Who: Information Commissioner’s Office (ICO)
Where: United Kingdom
When: 7 September 2015
Law stated as at: 9 October 2015
On 7 September, David Smith, Deputy Commissioner and Director of Data Protection at the ICO blogged an update on the progress of the draft General Data Protection Regulation (GDPR) through the European legislative process, and some top tips on how to prepare for the reforms.
The end may be in sight…
Amid negative reports on attempts to finalise the GDPR, David Smith convincingly declared that “if all goes according to plan, we’ll know pretty much what’s going to be in the [GDPR] by the end of this year.”
He stated that on the most optimistic forecasts, the GDPR may be finalised by the end of this year or early next year (“much before June 2016”); but that the end of 2016 may be more realistic. Once adopted, there will then be a two-year transitional period before the GDPR comes into force.
This update was given before the CJEU’s ruling in Case C-362/14 Maximillian Schrems v Data Protection Commissioner that Safe Harbor is invalid and it is not yet clear how that landmark ruling will affect the progress of reforms.
ICO top tips
With the GDPR edging towards adoption, to the extent that they are not already start doing so, businesses should start thinking about what the GDPR might mean for them and what they can be doing now to prepare for it. On the latter point, the ICO’s main message and number one top tip is for businesses to make sure they’re meeting their current responsibilities.
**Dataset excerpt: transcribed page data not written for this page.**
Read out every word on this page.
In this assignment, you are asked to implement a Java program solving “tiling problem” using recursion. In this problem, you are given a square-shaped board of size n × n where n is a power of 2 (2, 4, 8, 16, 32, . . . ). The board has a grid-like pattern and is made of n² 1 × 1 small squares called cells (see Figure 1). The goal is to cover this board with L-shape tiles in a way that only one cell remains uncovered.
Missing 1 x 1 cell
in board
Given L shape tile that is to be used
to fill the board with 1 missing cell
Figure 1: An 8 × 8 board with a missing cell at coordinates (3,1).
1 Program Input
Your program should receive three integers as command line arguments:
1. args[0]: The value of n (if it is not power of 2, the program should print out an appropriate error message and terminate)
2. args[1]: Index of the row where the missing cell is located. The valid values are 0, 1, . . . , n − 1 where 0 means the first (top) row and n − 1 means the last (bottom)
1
In particular, the ICO advises businesses to consider:
- The extent to which individuals are given control over, and consent to the use of their personal information;
- Whether effective processes are in place to ensure data protection compliance and that compliance can be demonstrated;
- Whether the right people are in place to help with understanding and meeting the requirements of the GDPR;
- Whether privacy considerations are built into the development of new systems and processes; and
- What processes are in place to manage any data security breaches.
While the ICO does not specifically refer to reviewing arrangements in place for transferring personal data outside of the European Economic Area; following the decision in Schrems, this should invariably be high on businesses’ list of priorities for ensuring compliance with their current responsibilities.
Why this matters:
Ensuring compliance with data protection legislation is not an easy task, or one that can be done overnight.
Before considering what steps need to be taken to ensure compliance, businesses need to fully understand, for example, what personal data is collected, how it is used and whether it is transferred to third parties and/or to other jurisdictions. This in itself can take considerable time, effort and resource.
In the infamous words of Charles Dickens, “[m]y advice is to never do tomorrow what you can do today… procrastination is the thief of time.”